En el primitivo tocadiscos empotrado en el rincón más oscuro de la casa en la vereda, Carlos Montero, un pibe de milongueras y malecones incrustados, canta mientras escucho sus palabras envueltas en flores de cercano limonero.
“Era más blanda que agua, / que el agua blanda, era más fresca que el río, naranjo en flor... / Y en esa calle de estío, / calle perdida, / dejó un pedazo de vida / y se marchó”
Lo hemos sabido tal vez siempre: “El tacto es el recuerdo más antiguo que tiene el hombre”.
Fue una certeza sensitiva: aquella niña de mirada perdida, siempre ausente, flaca e endeble, que iba entre los rincones de la casa más sigilosa que el propio silencio, se había hecho mujer, y ahora salía al encuentro de la vida con toda la fuerza de un clavel reventón o un viento de secano antes de la sementera.

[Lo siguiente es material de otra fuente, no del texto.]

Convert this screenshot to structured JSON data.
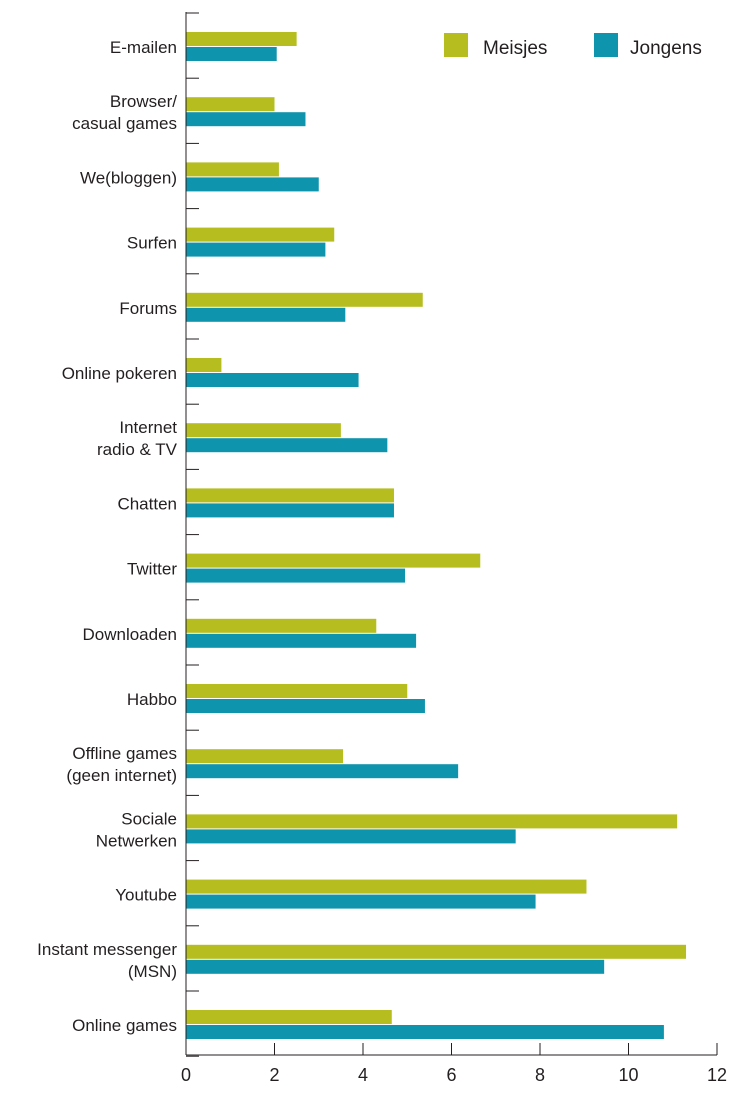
{
  "chart_data": {
    "type": "bar",
    "orientation": "horizontal",
    "categories": [
      [
        "E-mailen"
      ],
      [
        "Browser/",
        "casual games"
      ],
      [
        "We(bloggen)"
      ],
      [
        "Surfen"
      ],
      [
        "Forums"
      ],
      [
        "Online pokeren"
      ],
      [
        "Internet",
        "radio & TV"
      ],
      [
        "Chatten"
      ],
      [
        "Twitter"
      ],
      [
        "Downloaden"
      ],
      [
        "Habbo"
      ],
      [
        "Offline games",
        "(geen internet)"
      ],
      [
        "Sociale",
        "Netwerken"
      ],
      [
        "Youtube"
      ],
      [
        "Instant messenger",
        "(MSN)"
      ],
      [
        "Online games"
      ]
    ],
    "series": [
      {
        "name": "Meisjes",
        "color": "#b5bd1f",
        "values": [
          2.5,
          2.0,
          2.1,
          3.35,
          5.35,
          0.8,
          3.5,
          4.7,
          6.65,
          4.3,
          5.0,
          3.55,
          11.1,
          9.05,
          11.3,
          4.65
        ]
      },
      {
        "name": "Jongens",
        "color": "#0f94ad",
        "values": [
          2.05,
          2.7,
          3.0,
          3.15,
          3.6,
          3.9,
          4.55,
          4.7,
          4.95,
          5.2,
          5.4,
          6.15,
          7.45,
          7.9,
          9.45,
          10.8
        ]
      }
    ],
    "xlim": [
      0,
      12
    ],
    "xticks": [
      "0",
      "2",
      "4",
      "6",
      "8",
      "10",
      "12"
    ],
    "xlabel": "",
    "ylabel": "",
    "title": "",
    "grid": false,
    "legend_position": "top-right"
  }
}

Ya la miraba enternecido: Comenzaba a ser mujer y eso crea hormigueos en el cuerpo y en algunos pliegues del ánimo. Cuando te miraba, los ojos parecían un brillo cobre, y sentía un ardor en el pecho envuelto en sudor pegadizo. Quemabas, eras llama de un azul intenso, zarza sin consumir, esperanza suelta, raudal y mía.

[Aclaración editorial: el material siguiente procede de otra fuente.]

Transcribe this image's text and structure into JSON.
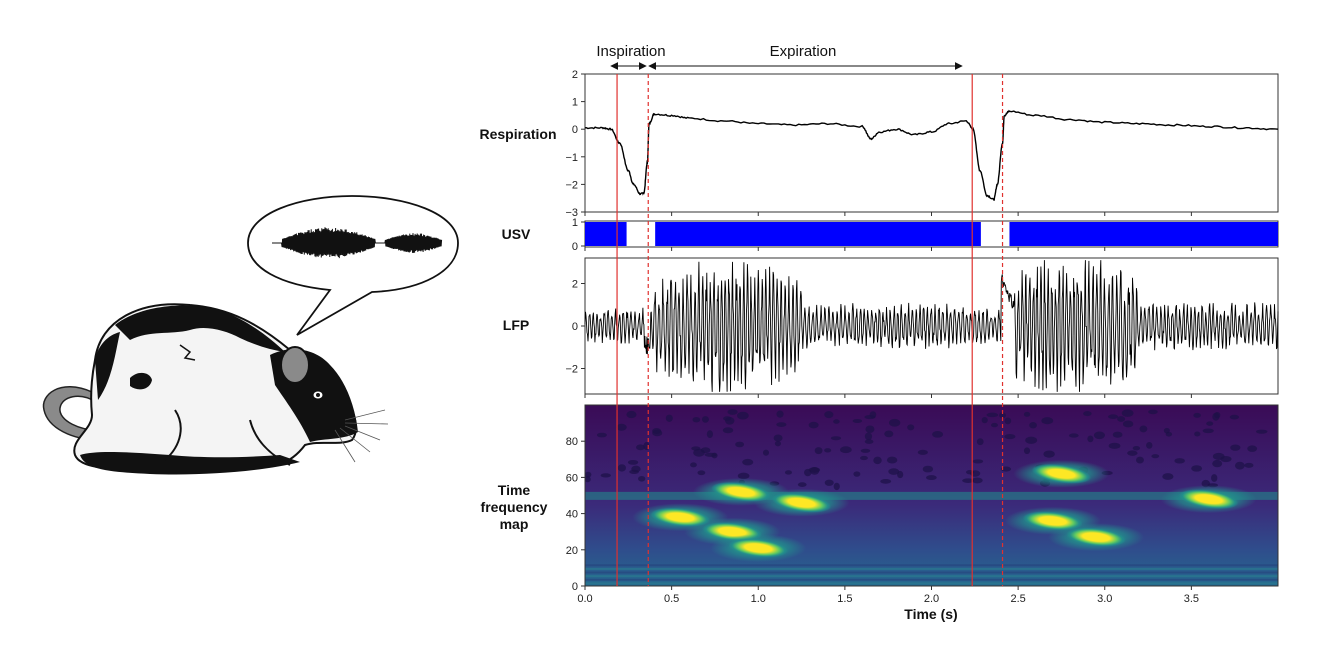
{
  "illustration": {
    "subject": "rat-illustration",
    "bubble": "speech-bubble-with-usv-waveform"
  },
  "annotations": {
    "inspiration": "Inspiration",
    "expiration": "Expiration"
  },
  "panels": {
    "respiration": {
      "label": "Respiration",
      "yticks": [
        "2",
        "1",
        "0",
        "−1",
        "−2",
        "−3"
      ]
    },
    "usv": {
      "label": "USV",
      "yticks": [
        "1",
        "0"
      ]
    },
    "lfp": {
      "label": "LFP",
      "yticks": [
        "2",
        "0",
        "−2"
      ]
    },
    "tfmap": {
      "label_lines": [
        "Time",
        "frequency",
        "map"
      ],
      "yticks": [
        "80",
        "60",
        "40",
        "20",
        "0"
      ]
    }
  },
  "xaxis": {
    "title": "Time (s)",
    "ticks": [
      "0.0",
      "0.5",
      "1.0",
      "1.5",
      "2.0",
      "2.5",
      "3.0",
      "3.5"
    ]
  },
  "colors": {
    "usv_bar": "#0000ff",
    "marker": "#e0312e",
    "trace": "#000000",
    "tf_low": "#440154",
    "tf_high": "#fde725"
  },
  "chart_data": {
    "type": "line",
    "x_range": [
      0,
      4.0
    ],
    "markers": {
      "solid_s": [
        0.185,
        2.235
      ],
      "dashed_s": [
        0.365,
        2.41
      ]
    },
    "breath_phases": [
      {
        "phase": "Inspiration",
        "start_s": 0.14,
        "end_s": 0.365
      },
      {
        "phase": "Expiration",
        "start_s": 0.365,
        "end_s": 2.2
      }
    ],
    "respiration": {
      "ylim": [
        -3,
        2
      ],
      "x": [
        0.0,
        0.1,
        0.15,
        0.2,
        0.25,
        0.28,
        0.32,
        0.34,
        0.36,
        0.37,
        0.4,
        0.5,
        0.6,
        0.8,
        1.0,
        1.2,
        1.4,
        1.6,
        1.65,
        1.7,
        1.8,
        1.9,
        2.0,
        2.1,
        2.2,
        2.24,
        2.28,
        2.32,
        2.36,
        2.38,
        2.41,
        2.42,
        2.45,
        2.6,
        2.8,
        3.0,
        3.2,
        3.4,
        3.6,
        3.8,
        4.0
      ],
      "y": [
        0.05,
        0.05,
        0.0,
        -0.5,
        -1.5,
        -2.0,
        -2.35,
        -2.3,
        -1.2,
        0.2,
        0.55,
        0.5,
        0.4,
        0.3,
        0.2,
        0.15,
        0.2,
        0.1,
        -0.35,
        -0.1,
        0.0,
        -0.2,
        -0.1,
        0.2,
        0.3,
        0.0,
        -1.5,
        -2.4,
        -2.55,
        -2.0,
        -0.5,
        0.5,
        0.65,
        0.5,
        0.35,
        0.25,
        0.2,
        0.15,
        0.1,
        0.05,
        0.0
      ]
    },
    "usv": {
      "ylim": [
        0,
        1
      ],
      "off_intervals_s": [
        [
          0.24,
          0.405
        ],
        [
          2.285,
          2.45
        ]
      ]
    },
    "lfp": {
      "ylim": [
        -3.2,
        3.2
      ],
      "note": "oscillatory trace; amplitude ~1 at baseline, up to ~3 during expiration bursts"
    },
    "tfmap": {
      "type": "heatmap",
      "ylim": [
        0,
        100
      ],
      "hot_spots": [
        {
          "t_s": 0.55,
          "f_hz": 38
        },
        {
          "t_s": 0.85,
          "f_hz": 30
        },
        {
          "t_s": 1.0,
          "f_hz": 21
        },
        {
          "t_s": 0.9,
          "f_hz": 52
        },
        {
          "t_s": 1.25,
          "f_hz": 46
        },
        {
          "t_s": 2.7,
          "f_hz": 36
        },
        {
          "t_s": 2.95,
          "f_hz": 27
        },
        {
          "t_s": 2.75,
          "f_hz": 62
        },
        {
          "t_s": 3.6,
          "f_hz": 48
        }
      ]
    }
  }
}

Lechuzas borrachas de aceite del candil, espiaban nuestras querencias en ese tiempo de desnudez completa. Nada nos importaba, ni el viento desalmado, ya que tú estabas en la edad en que todo corazón necesita beber cariño en cada guarida del día.
Estas letras comencé a hilvanarlas en la pasada madrugada en la ciudad de Valencia mediterránea, ese mar de Constantino Cavafis y la Alejandría de Lawrence Durrell, sin darme cuenta de irme perdiendo por extraños vericuetos donde un pasado no tan lejano parecía tocarlo con las manos.

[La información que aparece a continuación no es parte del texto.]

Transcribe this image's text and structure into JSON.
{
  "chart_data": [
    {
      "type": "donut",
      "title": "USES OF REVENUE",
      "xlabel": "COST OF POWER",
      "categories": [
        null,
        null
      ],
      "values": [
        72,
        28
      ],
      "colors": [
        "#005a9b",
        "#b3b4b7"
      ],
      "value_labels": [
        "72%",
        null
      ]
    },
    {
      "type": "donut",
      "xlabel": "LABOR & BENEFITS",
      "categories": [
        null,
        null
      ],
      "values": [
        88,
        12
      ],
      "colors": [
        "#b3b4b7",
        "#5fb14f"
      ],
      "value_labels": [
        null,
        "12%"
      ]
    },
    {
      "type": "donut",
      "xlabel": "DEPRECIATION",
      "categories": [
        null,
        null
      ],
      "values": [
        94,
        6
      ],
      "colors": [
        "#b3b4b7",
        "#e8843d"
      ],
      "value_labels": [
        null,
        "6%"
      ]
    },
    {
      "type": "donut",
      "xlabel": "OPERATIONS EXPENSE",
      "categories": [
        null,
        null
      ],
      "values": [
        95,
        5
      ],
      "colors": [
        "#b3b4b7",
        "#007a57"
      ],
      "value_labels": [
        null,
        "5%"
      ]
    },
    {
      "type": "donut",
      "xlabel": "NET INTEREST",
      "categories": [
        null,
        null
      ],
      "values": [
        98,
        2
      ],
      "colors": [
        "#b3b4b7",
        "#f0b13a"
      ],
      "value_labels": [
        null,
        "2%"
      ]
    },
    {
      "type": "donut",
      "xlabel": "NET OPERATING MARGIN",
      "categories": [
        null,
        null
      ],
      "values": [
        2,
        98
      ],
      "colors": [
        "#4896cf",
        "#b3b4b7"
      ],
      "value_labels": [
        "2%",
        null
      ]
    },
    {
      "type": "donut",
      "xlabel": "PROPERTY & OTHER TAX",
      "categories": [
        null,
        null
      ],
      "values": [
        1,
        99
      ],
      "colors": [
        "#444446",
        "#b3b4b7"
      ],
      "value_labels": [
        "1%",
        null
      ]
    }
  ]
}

Parece haber días, - y el presente debe ser uno de ellos - que es difícil expresar lo que el aliento siente.
Observo el blanco papel sobre la mesa, levanto la mirada y allí, en formol, están las dos tortugas que se han muerto de la propia muerte, es decir, de olvido. Cuando eran pequeñitas como una hoja de laurel iban de un lado a otro de la casa en un interminable juego.
La historia es conocida sobre pasados escritos.
Una tarde desaparecieron. Pasaron días, semanas, hasta que una noche, moviendo una mata en el mirador, aparecieron secas, frías, convertidas en piel reseca. Desde entonces están sobre la mesa en la que escribo, dentro de un frasco con formol.
Al ser uno ya mortal de requiebros acumulados, y habiendo bebido rocío de muchas mañanas, la existencia al presente se acopla de manera sosegada, y eso sucede mientras escribimos de pequeñas evocaciones que, al final, son la esencia recordada de los días que se niegan a evaporarse.